Nigerian politics has not been defined by such categorical
assertions of the strategic direction.
It is only good and
proper that the Presidency is aware of such developmental
sentiments in one part of the federation, that office being the
ultimate arbiter, both at the level of the symbolism and actual
powers of the President as the appointer of an array of
ministers, service chiefs and in being the Commander-in-Chief of
the Nigerian Armed Forces.
This is particularly so in the context of Goodluck Jonathan in
the sense that, by class origin and circumstances of ascendancy
in power, he is best equipped to shift the substance of politics
from mere haggling over elite interests to the era of what a
Governor Sule Lamido has also called ‘Confronting the Historical
Nightmares of the Talakawa in Nigeria’. How best this
confrontation with mass poverty and its associated agony and
ordeal for the majority can be accomplished will not come from
the accumulated wisdom of one person. Power should empower GEJ
to be able to fish out a core of dedicated developmentalists who
can fine tune the urgent and long term policy responses to the
unacceptable level of poverty in Nigeria.

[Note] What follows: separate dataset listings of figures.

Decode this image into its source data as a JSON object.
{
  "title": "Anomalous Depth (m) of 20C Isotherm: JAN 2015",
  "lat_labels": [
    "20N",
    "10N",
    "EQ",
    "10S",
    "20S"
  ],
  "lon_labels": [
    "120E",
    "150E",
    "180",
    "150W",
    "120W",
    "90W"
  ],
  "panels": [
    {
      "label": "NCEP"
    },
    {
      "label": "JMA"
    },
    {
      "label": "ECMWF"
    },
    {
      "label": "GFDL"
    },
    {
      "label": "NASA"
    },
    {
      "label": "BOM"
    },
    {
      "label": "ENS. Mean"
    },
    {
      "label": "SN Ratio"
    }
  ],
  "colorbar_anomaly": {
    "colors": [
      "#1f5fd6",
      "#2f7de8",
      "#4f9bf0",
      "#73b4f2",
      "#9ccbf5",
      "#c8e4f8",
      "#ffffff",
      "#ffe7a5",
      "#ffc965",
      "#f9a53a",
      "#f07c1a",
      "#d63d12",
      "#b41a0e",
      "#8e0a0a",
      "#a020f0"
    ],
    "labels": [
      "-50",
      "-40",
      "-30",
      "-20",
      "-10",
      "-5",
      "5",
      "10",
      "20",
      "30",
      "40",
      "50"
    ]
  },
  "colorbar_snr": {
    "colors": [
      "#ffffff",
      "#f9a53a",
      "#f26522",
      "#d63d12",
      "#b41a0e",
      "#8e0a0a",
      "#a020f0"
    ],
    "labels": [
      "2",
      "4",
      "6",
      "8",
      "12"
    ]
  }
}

It is a historical responsibility for GEJ to counter the
divisiveness which greeted his ascendancy in power with policy
approaches that will unify Nigeria. His
impending visit to
Jigawa
State should be an
opportunity to be totally baptized in the sense of a conversion
from politics of obsession with elite squabbles to the politics
of radical populism. He can see the justification for that
conversion in the banners inbuilt in the achievements of
Governor Lamido already listed.
These are some of the reasons why Jigawa should be a turning
point for Mr. President in terms of the justification for an
ideological about-turn to a radical populist approach to
leadership and use of power. The ambition of every politician is
to be used by God to wipe the economic, cultural, religious and
other identity tears of the masses.
Wiping the tears of the masses in Nigeria is one of the reasons for
the formation of the PDP in the provision of safety nets for
Nigerians promised by the PDP at its formation in 1998. There is
no better way of waving radical populist banners and providing
Nigerians with safety nets than giving life and momentum to
certain, concrete pro-people policies. That is how GEJ will make
history. And that is how PDP can rule for 200 years. That is the
length of time the Acting National Chairman of the PDP has
shifted how long PDP will rule Nigeria.
That is how all these
scenarios of doomsday, crisis and collapse can be completely and
permanently repudiated. And how the kind of critical mass that
will put Nigeria on the global map will
emerge.
Welcome to Jigawa, President Goodluck Jonathan.